Raffi merged onto the freeway but kept a slower speed so the wind wasn’t unbearable. Ani rather liked it, whipping through her hair.

“She was panicking. Sometimes in a wedding, brides or other wedding party members will focus on one detail and freak out over it like it’s a make-or-break, because of all the stress.

There are so many balls to juggle at once, it gets overwhelming.

I don’t know the psychological term for it, but they seem to concentrate all that anxiety into, say, the choice between chicken piccata and chicken Milanese as a coping mechanism.

Something they can control and perfect. I see it every time. ”

“Hmm,” Raffi said. “Guess I could see that. Well, whatever you said worked. That magic touch again.”

Ani turned away slightly to hide her blush. “Uh, yeah, I’m lucky Kami somehow trusts my judgment. That’s not always the case.”

Ani expected a flicker of satisfaction in saying this. Instead, all she felt was a quiet, comforting truth: She didn’t need to be the person Kami turned to anymore. It wasn’t the burden it used to be. She was fine being there for Kami in a professional sense, but nothing more.

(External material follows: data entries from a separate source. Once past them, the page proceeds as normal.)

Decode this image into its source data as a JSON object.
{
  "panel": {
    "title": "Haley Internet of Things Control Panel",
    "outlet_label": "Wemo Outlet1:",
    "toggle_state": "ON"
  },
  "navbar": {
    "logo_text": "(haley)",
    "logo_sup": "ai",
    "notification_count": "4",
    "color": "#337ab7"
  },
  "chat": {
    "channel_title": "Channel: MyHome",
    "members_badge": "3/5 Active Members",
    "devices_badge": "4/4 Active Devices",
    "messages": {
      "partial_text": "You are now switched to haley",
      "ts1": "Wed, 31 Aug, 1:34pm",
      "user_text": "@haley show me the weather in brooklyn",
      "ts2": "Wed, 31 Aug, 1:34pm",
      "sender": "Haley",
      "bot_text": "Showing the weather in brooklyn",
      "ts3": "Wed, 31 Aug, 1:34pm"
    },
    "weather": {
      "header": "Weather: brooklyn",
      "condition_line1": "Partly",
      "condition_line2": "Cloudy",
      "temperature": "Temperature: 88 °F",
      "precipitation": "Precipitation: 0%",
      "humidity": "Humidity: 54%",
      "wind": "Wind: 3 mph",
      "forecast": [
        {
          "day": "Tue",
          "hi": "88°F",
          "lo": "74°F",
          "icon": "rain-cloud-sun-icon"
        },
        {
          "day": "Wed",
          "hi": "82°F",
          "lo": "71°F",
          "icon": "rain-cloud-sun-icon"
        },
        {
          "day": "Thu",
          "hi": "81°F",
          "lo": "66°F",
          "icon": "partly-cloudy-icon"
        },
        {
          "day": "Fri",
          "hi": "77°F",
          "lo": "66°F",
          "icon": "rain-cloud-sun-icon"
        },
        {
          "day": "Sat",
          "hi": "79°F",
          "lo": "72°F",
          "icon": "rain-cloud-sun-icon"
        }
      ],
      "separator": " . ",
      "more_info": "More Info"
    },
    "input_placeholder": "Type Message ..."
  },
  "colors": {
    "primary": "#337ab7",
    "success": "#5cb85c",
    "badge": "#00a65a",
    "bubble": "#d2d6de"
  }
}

She let the wind take the rest of those old feelings and toss them behind her like something no longer worth carrying.

Raffi didn’t say anything. She could let him sit in silence, but his irritation at Kami was something she wanted to bring up, and now she had a chance.

“You’re not the biggest fan of Kami, are you?” Ani asked.

“Huh?” He seemed to be stunned out of his line of thought. “Why, are you?”

Ani answered somewhat defensively. “I mean, not really. I was. I used to be her number one fan, but it’s clear I was in love with some kind of fantasy.”

As she said it, Ani shocked herself with the truth of it. She had clung to the heartbreak for so long, convinced it was proof of something real. But maybe she hadn’t lost a great love. Maybe she had only lost an illusion.

The memories shifted in her mind, no longer golden and untouchable, but something more fragile, human.

The fights they had sidestepped, the times she had ignored the gut feelings that whispered Kami wasn’t all in, the way Ani had always been the one to smooth things over, to give more, to believe harder.

She had told herself they were meant to be, but had Kami ever truly made her feel safe? Had she ever really been chosen?